Most such insulating layers have holes or vias made in them. The walls of the vias are often plated with a conductor, such as copper, to provide electrical communication between conductive or semi-conductive materials on either side of the layer.
When straight walled vias are formed in the insulating layer by, e.g., drilling or directional plasma etching, a problem is often encountered with the integrity of the conductive material which is subsequently deposited on the via walls. The conductive material is sometimes observed to crack and then to peel or to flake away from the sharp corners where the straight walls of the vias meet the planar surface of the insulating layer.
Considerable effort has gone into efforts to overcome this problem. Sloped vias which avoid the sharp corners where the via walls meet the surface of the resinous layer have been generally accepted as a useful solution to the problem. However, an optimum method for making sloped vias in resinous layers, especially in the dry or plasma manufacturing of computer components has, until now, not been found.
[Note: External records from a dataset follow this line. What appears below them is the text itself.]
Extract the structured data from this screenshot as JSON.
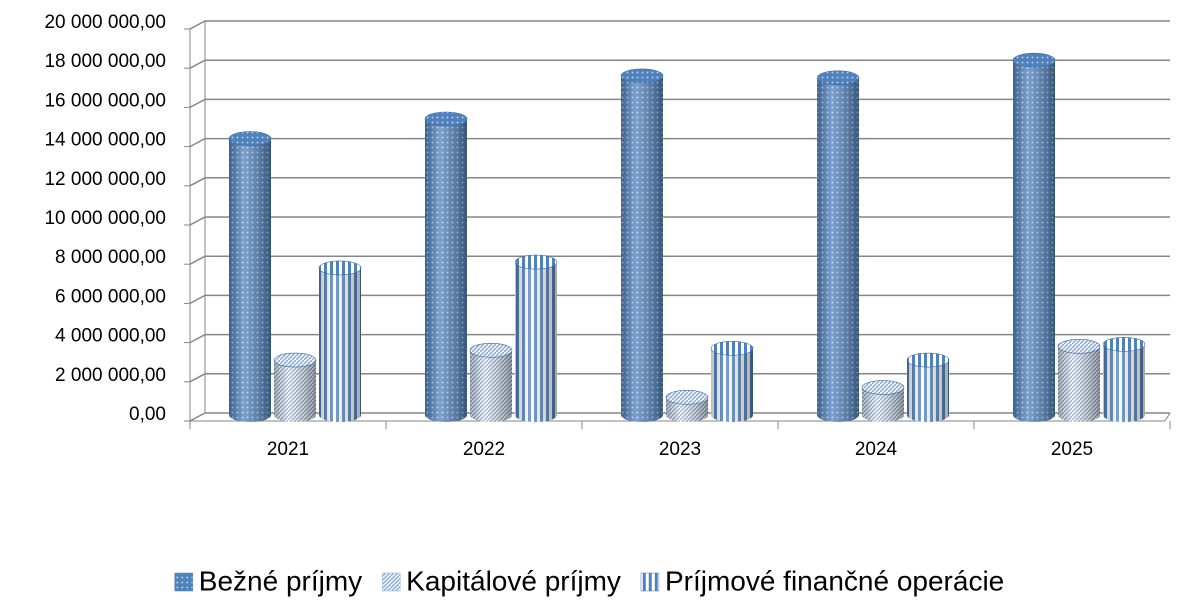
{
  "chart_data": {
    "type": "bar3d",
    "categories": [
      "2021",
      "2022",
      "2023",
      "2024",
      "2025"
    ],
    "series": [
      {
        "name": "Bežné príjmy",
        "color": "#4f81bd",
        "pattern": "dots",
        "values": [
          14000000,
          15000000,
          17200000,
          17100000,
          18000000
        ]
      },
      {
        "name": "Kapitálové príjmy",
        "color": "#95b3d7",
        "pattern": "weave",
        "values": [
          2700000,
          3200000,
          800000,
          1300000,
          3400000
        ]
      },
      {
        "name": "Príjmové finančné operácie",
        "color": "#4f81bd",
        "pattern": "stripes",
        "values": [
          7400000,
          7700000,
          3300000,
          2700000,
          3500000
        ]
      }
    ],
    "ylim": [
      0,
      20000000
    ],
    "yticks": [
      {
        "value": 0,
        "label": "0,00"
      },
      {
        "value": 2000000,
        "label": "2 000 000,00"
      },
      {
        "value": 4000000,
        "label": "4 000 000,00"
      },
      {
        "value": 6000000,
        "label": "6 000 000,00"
      },
      {
        "value": 8000000,
        "label": "8 000 000,00"
      },
      {
        "value": 10000000,
        "label": "10 000 000,00"
      },
      {
        "value": 12000000,
        "label": "12 000 000,00"
      },
      {
        "value": 14000000,
        "label": "14 000 000,00"
      },
      {
        "value": 16000000,
        "label": "16 000 000,00"
      },
      {
        "value": 18000000,
        "label": "18 000 000,00"
      },
      {
        "value": 20000000,
        "label": "20 000 000,00"
      }
    ],
    "grid": true,
    "legend": "bottom"
  }
}
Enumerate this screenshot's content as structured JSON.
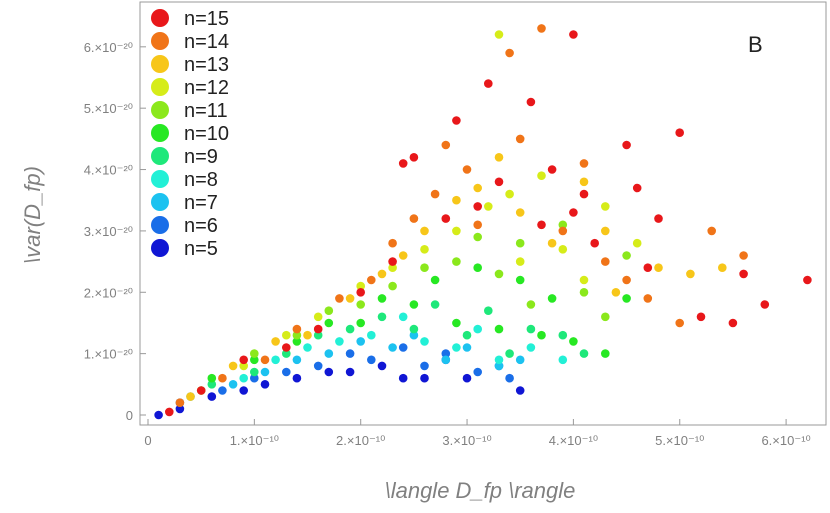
{
  "chart_data": {
    "type": "scatter",
    "panel_label": "B",
    "xlabel": "\\langle D_fp \\rangle",
    "ylabel": "\\var(D_fp)",
    "xlim": [
      0,
      6.3e-10
    ],
    "ylim": [
      0,
      6.6e-20
    ],
    "grid": false,
    "legend_position": "top-left",
    "x_ticks": [
      {
        "value": 0,
        "label": "0"
      },
      {
        "value": 1e-10,
        "label": "1.×10⁻¹⁰"
      },
      {
        "value": 2e-10,
        "label": "2.×10⁻¹⁰"
      },
      {
        "value": 3e-10,
        "label": "3.×10⁻¹⁰"
      },
      {
        "value": 4e-10,
        "label": "4.×10⁻¹⁰"
      },
      {
        "value": 5e-10,
        "label": "5.×10⁻¹⁰"
      },
      {
        "value": 6e-10,
        "label": "6.×10⁻¹⁰"
      }
    ],
    "y_ticks": [
      {
        "value": 0,
        "label": "0"
      },
      {
        "value": 1e-20,
        "label": "1.×10⁻²⁰"
      },
      {
        "value": 2e-20,
        "label": "2.×10⁻²⁰"
      },
      {
        "value": 3e-20,
        "label": "3.×10⁻²⁰"
      },
      {
        "value": 4e-20,
        "label": "4.×10⁻²⁰"
      },
      {
        "value": 5e-20,
        "label": "5.×10⁻²⁰"
      },
      {
        "value": 6e-20,
        "label": "6.×10⁻²⁰"
      }
    ],
    "series": [
      {
        "name": "n=15",
        "color": "#e8171a",
        "points": [
          [
            2e-11,
            5e-22
          ],
          [
            5e-11,
            4e-21
          ],
          [
            9e-11,
            9e-21
          ],
          [
            1.3e-10,
            1.1e-20
          ],
          [
            1.6e-10,
            1.4e-20
          ],
          [
            2e-10,
            2e-20
          ],
          [
            2.3e-10,
            2.5e-20
          ],
          [
            2.4e-10,
            4.1e-20
          ],
          [
            2.5e-10,
            4.2e-20
          ],
          [
            2.8e-10,
            3.2e-20
          ],
          [
            2.9e-10,
            4.8e-20
          ],
          [
            3.1e-10,
            3.4e-20
          ],
          [
            3.3e-10,
            3.8e-20
          ],
          [
            3.2e-10,
            5.4e-20
          ],
          [
            3.6e-10,
            5.1e-20
          ],
          [
            3.7e-10,
            3.1e-20
          ],
          [
            3.8e-10,
            4e-20
          ],
          [
            4e-10,
            6.2e-20
          ],
          [
            4e-10,
            3.3e-20
          ],
          [
            4.2e-10,
            2.8e-20
          ],
          [
            4.1e-10,
            3.6e-20
          ],
          [
            4.5e-10,
            4.4e-20
          ],
          [
            4.6e-10,
            3.7e-20
          ],
          [
            4.7e-10,
            2.4e-20
          ],
          [
            4.8e-10,
            3.2e-20
          ],
          [
            5e-10,
            4.6e-20
          ],
          [
            5.2e-10,
            1.6e-20
          ],
          [
            5.5e-10,
            1.5e-20
          ],
          [
            5.6e-10,
            2.3e-20
          ],
          [
            5.8e-10,
            1.8e-20
          ],
          [
            6.2e-10,
            2.2e-20
          ]
        ]
      },
      {
        "name": "n=14",
        "color": "#f07418",
        "points": [
          [
            3e-11,
            2e-21
          ],
          [
            7e-11,
            6e-21
          ],
          [
            1.1e-10,
            9e-21
          ],
          [
            1.4e-10,
            1.4e-20
          ],
          [
            1.8e-10,
            1.9e-20
          ],
          [
            2.1e-10,
            2.2e-20
          ],
          [
            2.3e-10,
            2.8e-20
          ],
          [
            2.5e-10,
            3.2e-20
          ],
          [
            2.7e-10,
            3.6e-20
          ],
          [
            2.8e-10,
            4.4e-20
          ],
          [
            3e-10,
            4e-20
          ],
          [
            3.1e-10,
            3.1e-20
          ],
          [
            3.4e-10,
            5.9e-20
          ],
          [
            3.5e-10,
            4.5e-20
          ],
          [
            3.7e-10,
            6.3e-20
          ],
          [
            3.9e-10,
            3e-20
          ],
          [
            4.1e-10,
            4.1e-20
          ],
          [
            4.3e-10,
            2.5e-20
          ],
          [
            4.5e-10,
            2.2e-20
          ],
          [
            4.7e-10,
            1.9e-20
          ],
          [
            5e-10,
            1.5e-20
          ],
          [
            5.3e-10,
            3e-20
          ],
          [
            5.6e-10,
            2.6e-20
          ]
        ]
      },
      {
        "name": "n=13",
        "color": "#f7c619",
        "points": [
          [
            4e-11,
            3e-21
          ],
          [
            8e-11,
            8e-21
          ],
          [
            1.2e-10,
            1.2e-20
          ],
          [
            1.5e-10,
            1.3e-20
          ],
          [
            1.9e-10,
            1.9e-20
          ],
          [
            2.2e-10,
            2.3e-20
          ],
          [
            2.4e-10,
            2.6e-20
          ],
          [
            2.6e-10,
            3e-20
          ],
          [
            2.9e-10,
            3.5e-20
          ],
          [
            3.1e-10,
            3.7e-20
          ],
          [
            3.3e-10,
            4.2e-20
          ],
          [
            3.5e-10,
            3.3e-20
          ],
          [
            3.8e-10,
            2.8e-20
          ],
          [
            4.1e-10,
            3.8e-20
          ],
          [
            4.3e-10,
            3e-20
          ],
          [
            4.4e-10,
            2e-20
          ],
          [
            4.8e-10,
            2.4e-20
          ],
          [
            5.1e-10,
            2.3e-20
          ],
          [
            5.4e-10,
            2.4e-20
          ]
        ]
      },
      {
        "name": "n=12",
        "color": "#d6ec19",
        "points": [
          [
            5e-11,
            4e-21
          ],
          [
            9e-11,
            8e-21
          ],
          [
            1.3e-10,
            1.3e-20
          ],
          [
            1.6e-10,
            1.6e-20
          ],
          [
            2e-10,
            2.1e-20
          ],
          [
            2.3e-10,
            2.4e-20
          ],
          [
            2.6e-10,
            2.7e-20
          ],
          [
            2.9e-10,
            3e-20
          ],
          [
            3.2e-10,
            3.4e-20
          ],
          [
            3.3e-10,
            6.2e-20
          ],
          [
            3.4e-10,
            3.6e-20
          ],
          [
            3.5e-10,
            2.5e-20
          ],
          [
            3.7e-10,
            3.9e-20
          ],
          [
            3.9e-10,
            2.7e-20
          ],
          [
            4.1e-10,
            2.2e-20
          ],
          [
            4.3e-10,
            3.4e-20
          ],
          [
            4.6e-10,
            2.8e-20
          ]
        ]
      },
      {
        "name": "n=11",
        "color": "#8be81c",
        "points": [
          [
            5e-11,
            4e-21
          ],
          [
            1e-10,
            1e-20
          ],
          [
            1.4e-10,
            1.3e-20
          ],
          [
            1.7e-10,
            1.7e-20
          ],
          [
            2e-10,
            1.8e-20
          ],
          [
            2.3e-10,
            2.1e-20
          ],
          [
            2.6e-10,
            2.4e-20
          ],
          [
            2.9e-10,
            2.5e-20
          ],
          [
            3.1e-10,
            2.9e-20
          ],
          [
            3.3e-10,
            2.3e-20
          ],
          [
            3.5e-10,
            2.8e-20
          ],
          [
            3.6e-10,
            1.8e-20
          ],
          [
            3.9e-10,
            3.1e-20
          ],
          [
            4.1e-10,
            2e-20
          ],
          [
            4.3e-10,
            1.6e-20
          ],
          [
            4.5e-10,
            2.6e-20
          ]
        ]
      },
      {
        "name": "n=10",
        "color": "#27e823",
        "points": [
          [
            6e-11,
            6e-21
          ],
          [
            1e-10,
            9e-21
          ],
          [
            1.4e-10,
            1.2e-20
          ],
          [
            1.7e-10,
            1.5e-20
          ],
          [
            2e-10,
            1.5e-20
          ],
          [
            2.2e-10,
            1.9e-20
          ],
          [
            2.5e-10,
            1.8e-20
          ],
          [
            2.7e-10,
            2.2e-20
          ],
          [
            2.9e-10,
            1.5e-20
          ],
          [
            3.1e-10,
            2.4e-20
          ],
          [
            3.3e-10,
            1.4e-20
          ],
          [
            3.5e-10,
            2.2e-20
          ],
          [
            3.7e-10,
            1.3e-20
          ],
          [
            3.8e-10,
            1.9e-20
          ],
          [
            4e-10,
            1.2e-20
          ],
          [
            4.3e-10,
            1e-20
          ],
          [
            4.5e-10,
            1.9e-20
          ]
        ]
      },
      {
        "name": "n=9",
        "color": "#1ee87a",
        "points": [
          [
            6e-11,
            5e-21
          ],
          [
            1e-10,
            7e-21
          ],
          [
            1.3e-10,
            1e-20
          ],
          [
            1.6e-10,
            1.3e-20
          ],
          [
            1.9e-10,
            1.4e-20
          ],
          [
            2.2e-10,
            1.6e-20
          ],
          [
            2.5e-10,
            1.4e-20
          ],
          [
            2.7e-10,
            1.8e-20
          ],
          [
            3e-10,
            1.3e-20
          ],
          [
            3.2e-10,
            1.7e-20
          ],
          [
            3.4e-10,
            1e-20
          ],
          [
            3.6e-10,
            1.4e-20
          ],
          [
            3.9e-10,
            1.3e-20
          ],
          [
            4.1e-10,
            1e-20
          ]
        ]
      },
      {
        "name": "n=8",
        "color": "#22f0d6",
        "points": [
          [
            5e-11,
            4e-21
          ],
          [
            9e-11,
            6e-21
          ],
          [
            1.2e-10,
            9e-21
          ],
          [
            1.5e-10,
            1.1e-20
          ],
          [
            1.8e-10,
            1.2e-20
          ],
          [
            2.1e-10,
            1.3e-20
          ],
          [
            2.4e-10,
            1.6e-20
          ],
          [
            2.6e-10,
            1.2e-20
          ],
          [
            2.9e-10,
            1.1e-20
          ],
          [
            3.1e-10,
            1.4e-20
          ],
          [
            3.3e-10,
            9e-21
          ],
          [
            3.6e-10,
            1.1e-20
          ],
          [
            3.9e-10,
            9e-21
          ]
        ]
      },
      {
        "name": "n=7",
        "color": "#1cc2f0",
        "points": [
          [
            4e-11,
            3e-21
          ],
          [
            8e-11,
            5e-21
          ],
          [
            1.1e-10,
            7e-21
          ],
          [
            1.4e-10,
            9e-21
          ],
          [
            1.7e-10,
            1e-20
          ],
          [
            2e-10,
            1.2e-20
          ],
          [
            2.3e-10,
            1.1e-20
          ],
          [
            2.5e-10,
            1.3e-20
          ],
          [
            2.8e-10,
            9e-21
          ],
          [
            3e-10,
            1.1e-20
          ],
          [
            3.3e-10,
            8e-21
          ],
          [
            3.5e-10,
            9e-21
          ]
        ]
      },
      {
        "name": "n=6",
        "color": "#1a6ee8",
        "points": [
          [
            3e-11,
            2e-21
          ],
          [
            7e-11,
            4e-21
          ],
          [
            1e-10,
            6e-21
          ],
          [
            1.3e-10,
            7e-21
          ],
          [
            1.6e-10,
            8e-21
          ],
          [
            1.9e-10,
            1e-20
          ],
          [
            2.1e-10,
            9e-21
          ],
          [
            2.4e-10,
            1.1e-20
          ],
          [
            2.6e-10,
            8e-21
          ],
          [
            2.8e-10,
            1e-20
          ],
          [
            3.1e-10,
            7e-21
          ],
          [
            3.3e-10,
            8e-21
          ],
          [
            3.4e-10,
            6e-21
          ]
        ]
      },
      {
        "name": "n=5",
        "color": "#1016d4",
        "points": [
          [
            1e-11,
            0.0
          ],
          [
            3e-11,
            1e-21
          ],
          [
            6e-11,
            3e-21
          ],
          [
            9e-11,
            4e-21
          ],
          [
            1.1e-10,
            5e-21
          ],
          [
            1.4e-10,
            6e-21
          ],
          [
            1.7e-10,
            7e-21
          ],
          [
            1.9e-10,
            7e-21
          ],
          [
            2.2e-10,
            8e-21
          ],
          [
            2.4e-10,
            6e-21
          ],
          [
            2.6e-10,
            6e-21
          ],
          [
            2.8e-10,
            9e-21
          ],
          [
            3e-10,
            6e-21
          ],
          [
            3.5e-10,
            4e-21
          ]
        ]
      }
    ]
  }
}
U.S. Pat. No. 4,369,090 to Wilson et al describes a method of fabricating a cured polyamic acid film with sloped vias. The Wilson et al method includes the partial curing of a polyamic acid film at a certain critical chronostatic temperature prior to wet chemical etching of vias in order to achieve a controlled slope of the via wall. The desired tapering effect of Wilson et al is obtained due to the nature of the partial curing or imidization step.
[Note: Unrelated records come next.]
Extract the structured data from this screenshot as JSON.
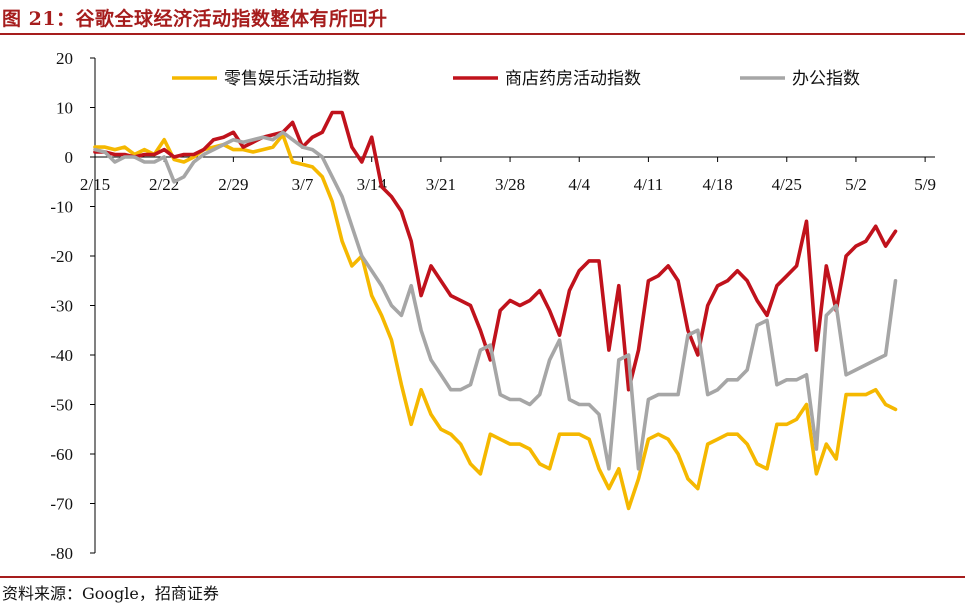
{
  "title": "图 21：谷歌全球经济活动指数整体有所回升",
  "source": "资料来源：Google，招商证券",
  "chart_data": {
    "type": "line",
    "ylim": [
      -80,
      20
    ],
    "yticks": [
      20,
      10,
      0,
      -10,
      -20,
      -30,
      -40,
      -50,
      -60,
      -70,
      -80
    ],
    "x_start": "2/15",
    "x_end": "5/10",
    "xticks": [
      "2/15",
      "2/22",
      "2/29",
      "3/7",
      "3/14",
      "3/21",
      "3/28",
      "4/4",
      "4/11",
      "4/18",
      "4/25",
      "5/2",
      "5/9"
    ],
    "legend_position": "top",
    "series": [
      {
        "name": "零售娱乐活动指数",
        "color": "#f5b800",
        "values": [
          2,
          2,
          1.5,
          2,
          0.5,
          1.5,
          0.5,
          3.5,
          -0.5,
          -1,
          0,
          1.5,
          2,
          2.5,
          1.5,
          1.5,
          1,
          1.5,
          2,
          4.5,
          -1,
          -1.5,
          -2,
          -4,
          -9,
          -17,
          -22,
          -20,
          -28,
          -32,
          -37,
          -46,
          -54,
          -47,
          -52,
          -55,
          -56,
          -58,
          -62,
          -64,
          -56,
          -57,
          -58,
          -58,
          -59,
          -62,
          -63,
          -56,
          -56,
          -56,
          -57,
          -63,
          -67,
          -63,
          -71,
          -65,
          -57,
          -56,
          -57,
          -60,
          -65,
          -67,
          -58,
          -57,
          -56,
          -56,
          -58,
          -62,
          -63,
          -54,
          -54,
          -53,
          -50,
          -64,
          -58,
          -61,
          -48,
          -48,
          -48,
          -47,
          -50,
          -51
        ]
      },
      {
        "name": "商店药房活动指数",
        "color": "#c0121c",
        "values": [
          1,
          1,
          0.5,
          0.5,
          0,
          0.5,
          0.5,
          1.5,
          0,
          0.5,
          0.5,
          1.5,
          3.5,
          4,
          5,
          2,
          3,
          4,
          4.5,
          5,
          7,
          2,
          4,
          5,
          9,
          9,
          2,
          -1,
          4,
          -6,
          -8,
          -11,
          -17,
          -28,
          -22,
          -25,
          -28,
          -29,
          -30,
          -35,
          -41,
          -31,
          -29,
          -30,
          -29,
          -27,
          -31,
          -36,
          -27,
          -23,
          -21,
          -21,
          -39,
          -26,
          -47,
          -39,
          -25,
          -24,
          -22,
          -25,
          -35,
          -40,
          -30,
          -26,
          -25,
          -23,
          -25,
          -29,
          -32,
          -26,
          -24,
          -22,
          -13,
          -39,
          -22,
          -31,
          -20,
          -18,
          -17,
          -14,
          -18,
          -15
        ]
      },
      {
        "name": "办公指数",
        "color": "#a6a6a6",
        "values": [
          1.5,
          1,
          -1,
          0,
          0,
          -1,
          -1,
          0,
          -5,
          -4,
          -1,
          0.5,
          1.5,
          2.5,
          3.5,
          3,
          3.5,
          4,
          3.5,
          5,
          3.5,
          2,
          1.5,
          0,
          -4,
          -8,
          -14,
          -20,
          -23,
          -26,
          -30,
          -32,
          -26,
          -35,
          -41,
          -44,
          -47,
          -47,
          -46,
          -39,
          -38,
          -48,
          -49,
          -49,
          -50,
          -48,
          -41,
          -37,
          -49,
          -50,
          -50,
          -52,
          -63,
          -41,
          -40,
          -63,
          -49,
          -48,
          -48,
          -48,
          -36,
          -35,
          -48,
          -47,
          -45,
          -45,
          -43,
          -34,
          -33,
          -46,
          -45,
          -45,
          -44,
          -59,
          -32,
          -30,
          -44,
          -43,
          -42,
          -41,
          -40,
          -25
        ]
      }
    ]
  }
}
U.S. Pat. No. 4,411,735 to Belani indicates that in the wet etching of vias the slope of the via wall can be controlled between 45 and 90 degrees by the selection of etchants.
U.S. Pat. No. 4,482,427 to Hiraoka describes a dry process for forming via holes with sloped walls in a polymer layer by oxygen reactive ion etching through a perforated mask. Hiraoka accomplishes the sloped vias by positioning the mask a critical distance above the polymer layer.
U.S. Pat. No. 4,487,652 to Almgren describes the transfer of the slope in the walls of a mask aperture to the walls of an underlying polyimide via by careful control of a plasma with respect to the predetermined etching selectivity of the mask material and the polyimide.
U.S. Pat. No. 4,495,220 to Wolf et al shows the use of a phosphorous doped silicon dioxide mask to form sloped vias in an underlying polyimide layer. Oxygen plasma etches polyimide exposed through openings in the silicon dioxide mask and also etches polyimide under the mask around the openings. Bowl shaped voids are formed in the polyimide under the openings and extending around the openings. The doped silicon dioxide mask is removed to expose the sloped vias.
U.S. Pat. No. 4,354,897 to Nakajima shows a method of forming a sloped via in an insulating layer which includes the step of wet chemical etching through a photoresist mask in such a way that the wet etching undercuts the photoresist mask, softening the mask so that it slopes into the undercut cavity and, thereafter, dry etching the bottom of the cavity.